Jordan Cattle Action
 


Mormon Ranch Hailed As Model
For Forest Service By GAO

SALT LAKE CITY —(AP)— If the Forest Service needs a model for self-sufficiency that excels at protecting land and wildlife, it should study a Mormon church-run ranch, congressional researchers say.

The U.S. General Accounting Office says the 201,000-acre Deseret Land and Livestock Ranch in northeastern Utah's Rich County has thrived by implementing innovative grazing, hunting and management plans.

If copied, the GAO asserts, the Forest Service could enhance both its revenue and the quality of its own land protection policies.

The agency's comments are part of a report for House Budget Committee Chairman John Kasich, R-Ohio, who maintains that subsidies for the Forest Service are out of control.

Along with studying operations at the church's ranch, the GAO looked at selected state park systems, Indian tribal lands, areas owned by environmental groups and even a private forest owned by International Paper.

The GAO noted that Deseret, like the Forest Service, was heavily subsidized in recent years.
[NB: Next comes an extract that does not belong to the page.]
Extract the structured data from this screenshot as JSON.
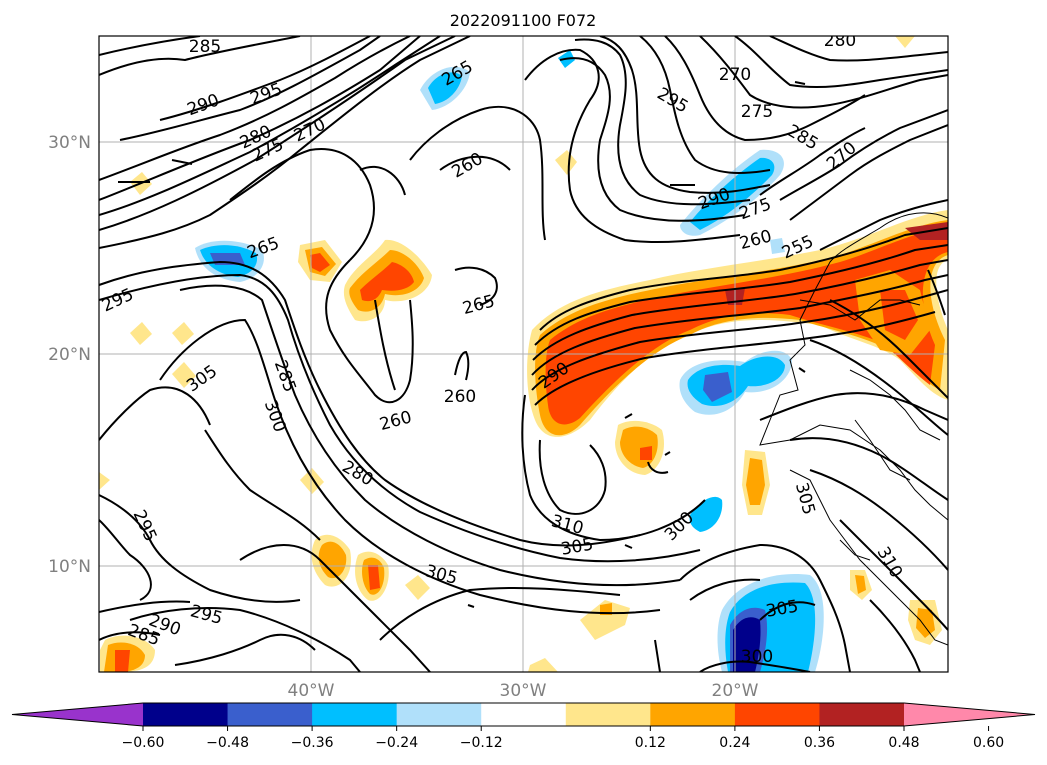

But unlike the Forest Service, the ranch has become self-sufficient even as it made improvements in land use, the agency stated.

A previous owner of the ranch was losing $500,000 a year on it as late as 1978, the GAO said.

When the ranch was sold in 1983 to The Church of Jesus Christ of Latter-day Saints, managers defined its mission as "to maximize profit while improving the resources" and to be "part of the community and an ensign of the church."

The ranch established five-year plans, set annual goals and devised clear accountability objectives. It also gives employees bonuses of up to 10 percent of their annual salary if they achieve profit and-or production goals, the GAO noted.

Now, "The ranch's annual revenue covers both operating and capital costs, including $280,000 a year paid to the church to repay land-acquisition costs," the agency reported.

Generating revenue and reducing costs are not mission priorities for the Forest Service, the GAO charged.

One way the LDS ranch turned things around was by managing "big game and other wildlife as a profitable resource rather than as a cost of doing business," the GAO said.

That includes charging high access fees for some types of hunting on its land — up to $8500 per hunter for guided bull elk expeditions. Some other hunting is still allowed free of charge.

The report said revenue generated by the ranch's wildlife programs was $342,000 in 1997.

Meantime, the Forest Service historically has left all hunting programs on its lands to the states and receives little or no money from them, the GAO said.

The GAO also praised the ranch's policy of limiting the time cattle are allowed to graze an area and moving them among fenced pastures instead of allowing them to graze on open rangeland.

That approach allows long periods of rest and recovery for plants, which in turn has improved the quality of rangeland while the ranch increased the number of mother cows by 85 percent since 1983. The number of weaned calves increased by 103 percent, the GAO noted.